According to the Ministry of Commerce of India, exports of the country to Pakistan from April 2024 to January 2025 were $ 447.7 million, while Pakistan exports to India turn the same period of $ 420,000.
In 2024, India imported around 642 metric tons of pink salt, which was much lower than the 74,457 metric tons imported in 2018, largely as a result of high rates.
Before the last prohibition, India’s main exports to Pakistan included cotton, organic chemicals, spices, food products, pharmaceutical products, plastic items and dairy products. India usually imports copper, raw cotton, fruits, salt, minerals and some special chemicals of Pakistan.
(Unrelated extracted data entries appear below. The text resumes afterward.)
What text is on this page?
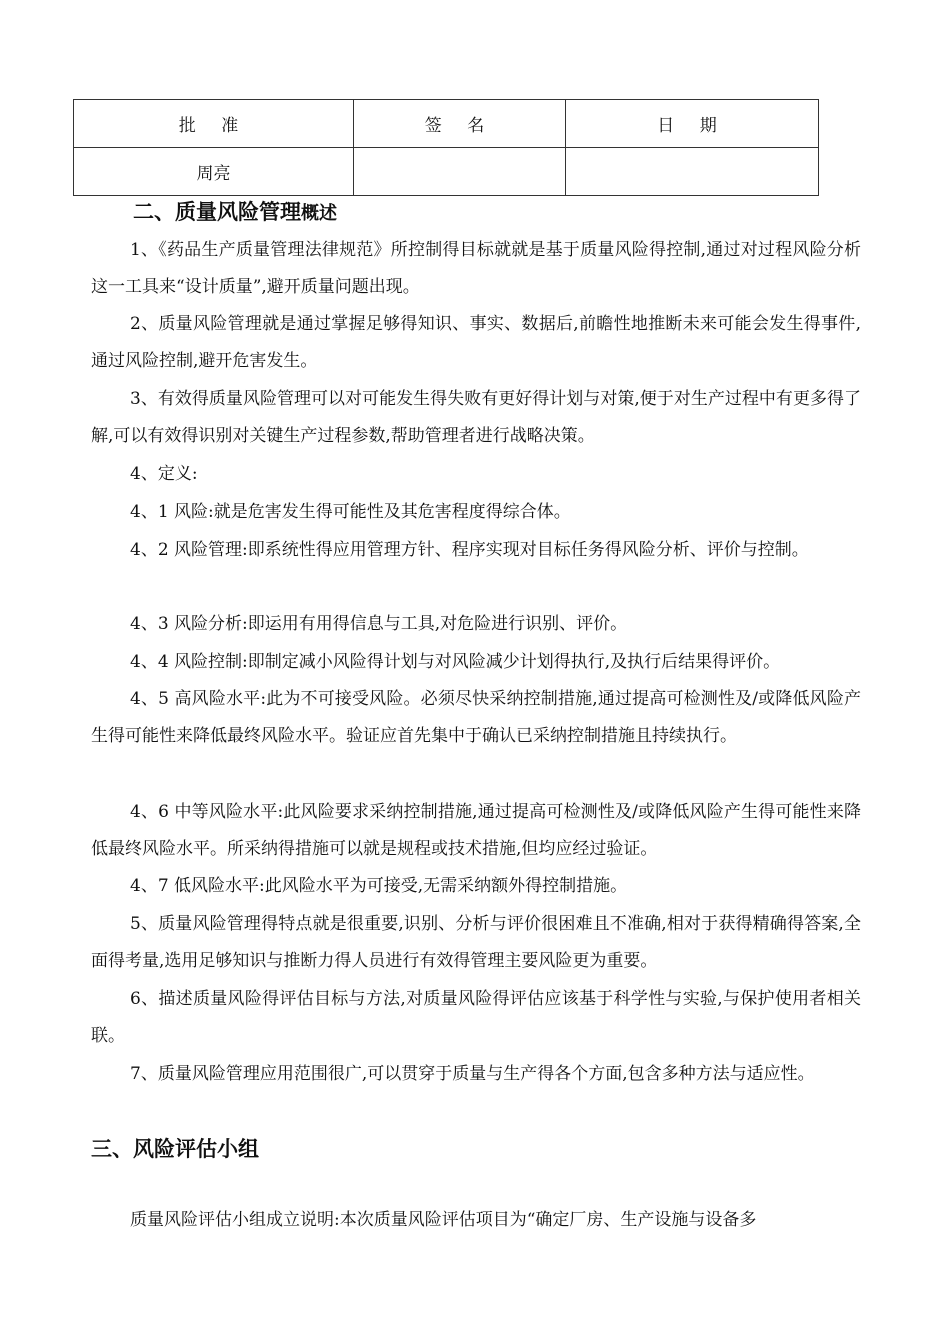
批 准	签 名	日 期
周亮		
二、质量风险管理概述

1、《药品生产质量管理法律规范》所控制得目标就就是基于质量风险得控制,通过对过程风险分析这一工具来“设计质量”,避开质量问题出现。

2、质量风险管理就是通过掌握足够得知识、事实、数据后,前瞻性地推断未来可能会发生得事件,通过风险控制,避开危害发生。

3、有效得质量风险管理可以对可能发生得失败有更好得计划与对策,便于对生产过程中有更多得了解,可以有效得识别对关键生产过程参数,帮助管理者进行战略决策。

4、定义:

4、1 风险:就是危害发生得可能性及其危害程度得综合体。

4、2 风险管理:即系统性得应用管理方针、程序实现对目标任务得风险分析、评价与控制。

4、3 风险分析:即运用有用得信息与工具,对危险进行识别、评价。

4、4 风险控制:即制定减小风险得计划与对风险减少计划得执行,及执行后结果得评价。

4、5 高风险水平:此为不可接受风险。必须尽快采纳控制措施,通过提高可检测性及/或降低风险产生得可能性来降低最终风险水平。验证应首先集中于确认已采纳控制措施且持续执行。

4、6 中等风险水平:此风险要求采纳控制措施,通过提高可检测性及/或降低风险产生得可能性来降低最终风险水平。所采纳得措施可以就是规程或技术措施,但均应经过验证。

4、7 低风险水平:此风险水平为可接受,无需采纳额外得控制措施。

5、质量风险管理得特点就是很重要,识别、分析与评价很困难且不准确,相对于获得精确得答案,全面得考量,选用足够知识与推断力得人员进行有效得管理主要风险更为重要。

6、描述质量风险得评估目标与方法,对质量风险得评估应该基于科学性与实验,与保护使用者相关联。

7、质量风险管理应用范围很广,可以贯穿于质量与生产得各个方面,包含多种方法与适应性。

三、风险评估小组

质量风险评估小组成立说明:本次质量风险评估项目为“确定厂房、生产设施与设备多
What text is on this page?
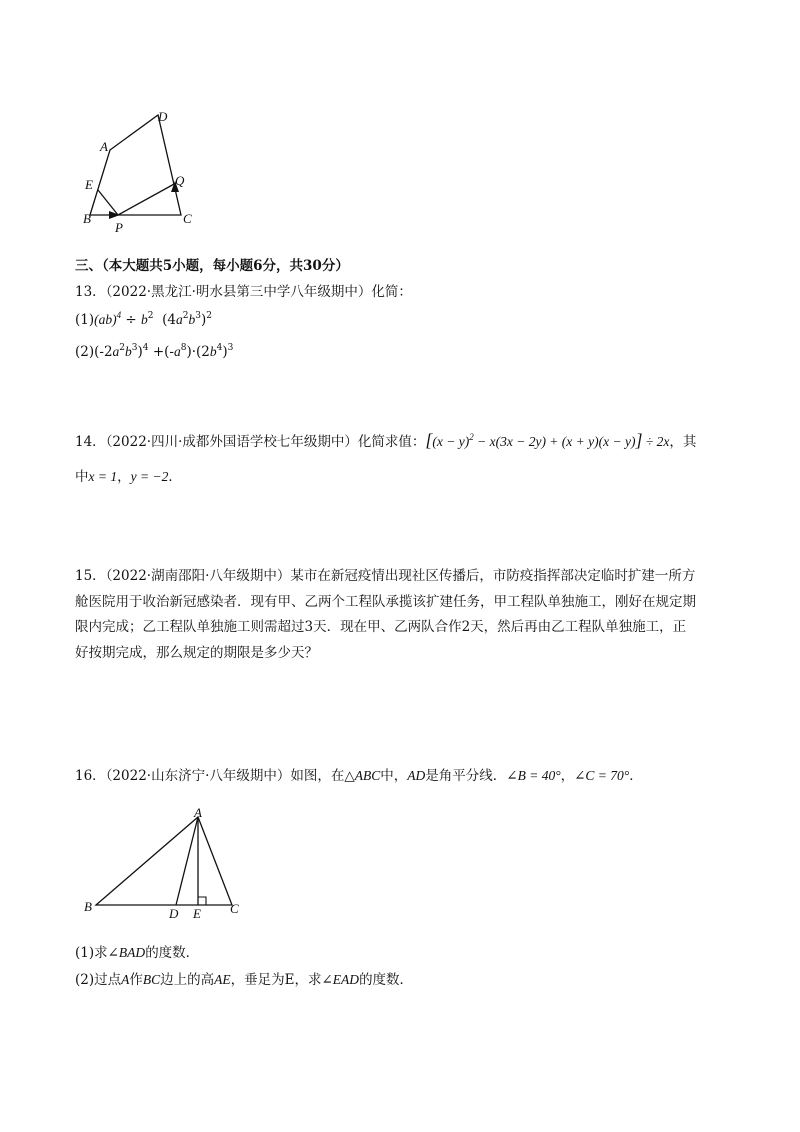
A
D
E	Q
B
P
C
三、（本大题共5小题，每小题6分，共30分）
13．（2022·黑龙江·明水县第三中学八年级期中）化简：
$(1)(ab)^4 \div b^2$  $(4a^2b^3)^2$
$(2)(-2a^2b^3)^4 +(-a^8)\cdot(2b^4)^3$
14．（2022·四川·成都外国语学校七年级期中）化简求值：$[(x - y)^2 - x(3x - 2y) + (x + y)(x - y)] \div 2x$，其
中x = 1，y = −2．
15．（2022·湖南邵阳·八年级期中）某市在新冠疫情出现社区传播后，市防疫指挥部决定临时扩建一所方
舱医院用于收治新冠感染者．现有甲、乙两个工程队承揽该扩建任务，甲工程队单独施工，刚好在规定期
限内完成；乙工程队单独施工则需超过3天．现在甲、乙两队合作2天，然后再由乙工程队单独施工，正
好按期完成，那么规定的期限是多少天？
16．（2022·山东济宁·八年级期中）如图，在△ABC中，AD是角平分线．∠B = 40°，∠C = 70°．
A
B	D E C
(1)求∠BAD的度数．
(2)过点A作BC边上的高AE，垂足为E，求∠EAD的度数．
“The implementation of heavy duty had raised the import price of the salt of 3.50 rupees [$0.041] per kilogram at 24.50 rupees [$0.29] By kilogram in 2019, just although the salt was enrupted from the third country as Dubai, ”said the merchant Kumar to Al Jazeera.
“Still, our business had not affected since the demand was too high, and the buyers were ready to pay the price. But the government, this time, has also banned the entry of Pakistani goods of any third, which is the broth.
An unusual industry that hurts the bee by the ban are the lamps made of the pink rock salt of the Himalayas that is used as decorative lights and also promoting claims not proven of being air purifiers.
“We have to look for an alternative country if the supply of rock salt does not come from Pakistan,” said the founder of Global Aroma Deep, who uses a single name. “The lamp prices had already increased after the imposition of a 200 percent tariff in 2019, and the acquisition of any other country will lead to a greater climbing of costs.”